De hommel werd veel in de huiskring bespeeld, en dat verklaart waarom hij zowat het enige muziekinstrument was dat ook voor meisjes en vrouwen was weggelegd. Het was zo’n intiem instrument dat buren soms van elkaar niet wisten dat ze hommel speelden. De dorpsspeelmannen, die als bijverdienste bals speelden of andere feestelijkheden opluisterden, hebben de hommel daarentegen altijd links laten liggen. Dat neemt niet weg dat hij bij gelegenheid werd bespeeld op café en bij informele danspartijen.

Vaak werd een hommel vervaardigd door de speler zelf, of door iemand uit zijn naaste omgeving. Maar iemand als Vincentius Geyskens (1886-1934) uit Testelt bouwde instrumenten in serie, die hij met zijn fiets aan de man bracht in het hele Hageland en de Zuiderkempen, en al eens een eind daarbuiten. Zijn voornaam vinden we terug in nog een andere volkse benaming voor de hommel: sentemuziek.

Ook in enkele Henegouwse en Naamse plaatsen als Saint-Ghislain, Moeskroen, Châtelet en Andenne was er in het eerste kwart van de twintigste eeuw sprake van een commerciële productie. In muziekwinkels was onder meer de zogenaamde spinet modern te verkrijgen, die geen bourdonsnaren had. Er hoorde een beknopte ‘methode’ bij, waarvan de inleiding zo begint: ‘De “moderne spinet” is het eenig muziekinstrument dat men na één uur studie kan bespelen. Vandaar nuttig door hare aanwakkering tot verder studie van de edele kunst: de muziek.’

Als typisch product van volkse huisvlijt droeg de hommel zowel de stempel van zijn bouwer als van de lokale traditie. Ruw in elkaar gestoken instrumenten en prachtige staaltjes van houtbewerking kwamen naast elkaar voor. Handige bouwers verfraaiden hun instrument met een sierlijk schroevenstuk. Tot in de negentiende eeuw had dat meestal de vorm van een voluut, en was het voorzien van houten stemschroeven, zoals bij de vioolfamilie. In de loop van de negentiende eeuw schakelde men over op metalen stempinnen. Vanaf omstreeks 1900 gebruikte men af en toe ook stemmechanieken zoals bij de gitaar of mandoline. De handigheid van de bouwers is eveneens af te lezen aan de afwerking van de klankgaten. Vaak hebben die de vorm van een hart, ster, lier, klaver, ruit of langgerekte S.

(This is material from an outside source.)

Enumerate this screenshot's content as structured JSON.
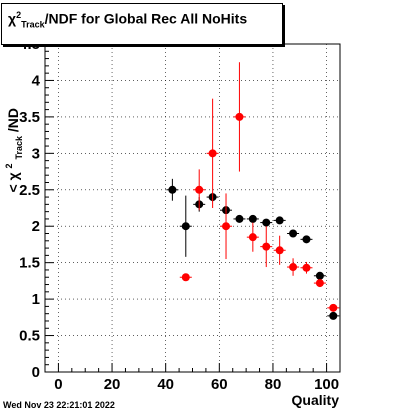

Het hoeft niet te verwonderen dat er uit het interbellum honderden hommels bewaard zijn gebleven. Opvallend zijn de instrumenten met een dubbele klankkast. Dat wil zeggen dat de hommel is aangebracht op een grotere klankkast, waarvan de omtrek allerlei vormen kan aannemen: rechthoek, trapezium, ovaal, gitaar of viool. Deze dubbele klankkasten werden vooral toegepast in de beide Vlaanderen. De meest verfijnde exemplaren zijn vaak van West-Vlaamse herkomst. Typisch voor het Hageland en de Zuiderkempen zijn daarentegen rudimentaire, franjeloze instrumenten. Hun bodem en zijkanten zijn uit één blok hout gehouwen of ze hebben een drie of vier cm dikke bodem waarop zeer lage zijwanden zijn bevestigd. De snaren worden aangespannen met oogschroeven. Kenmerkend voor het Hageland en de Zuiderkempen is ook dat nogal wat hommels er twee of drie reeksen van begeleidingssnaren hebben die verschillende majeurakkoorden weergeven.

In de twintigste eeuw waren negen op tien hommels diatonisch tot de zesde graad, en chromatisch vanaf de zesde graad. Als we de laagste noot do noemen is dat: do-re-mi-fa-sol-la-sib-si-do enz. Meestal schommelde de toonomvang tussen twee octaven en twee octaven + een kwart. Men speelde dan in de majeurtoonaard van de eerste of de vierde graad, volgens het voorbeeld dus in do en fa groot. Sommige instrumenten hadden meer chromatische halve tonen.

De spelers van de oude generatie drukten de (meestal drie tot vijf) melodiesnaren tegen de frets met een hardhouten stokje dat ze in de linkerhand hielden. Met een plectrum in de rechterhand tokkelden ze de snaren aan. De (doorgaans drie of vier) begeleidingssnaren vormden vaak een volmaakt akkoord, of waren gelijkgestemd met de melodiesnaren. Maar nogal wat spelers hechtten geen belang aan een precieze stemming van de begeleidingssnaren. Ze hadden bij hen alleen een ritmische functie. Sommigen tokkelden de begeleidingssnaren voortdurend samen met de melodiesnaren aan, anderen hoofdzakelijk op de eerste tel.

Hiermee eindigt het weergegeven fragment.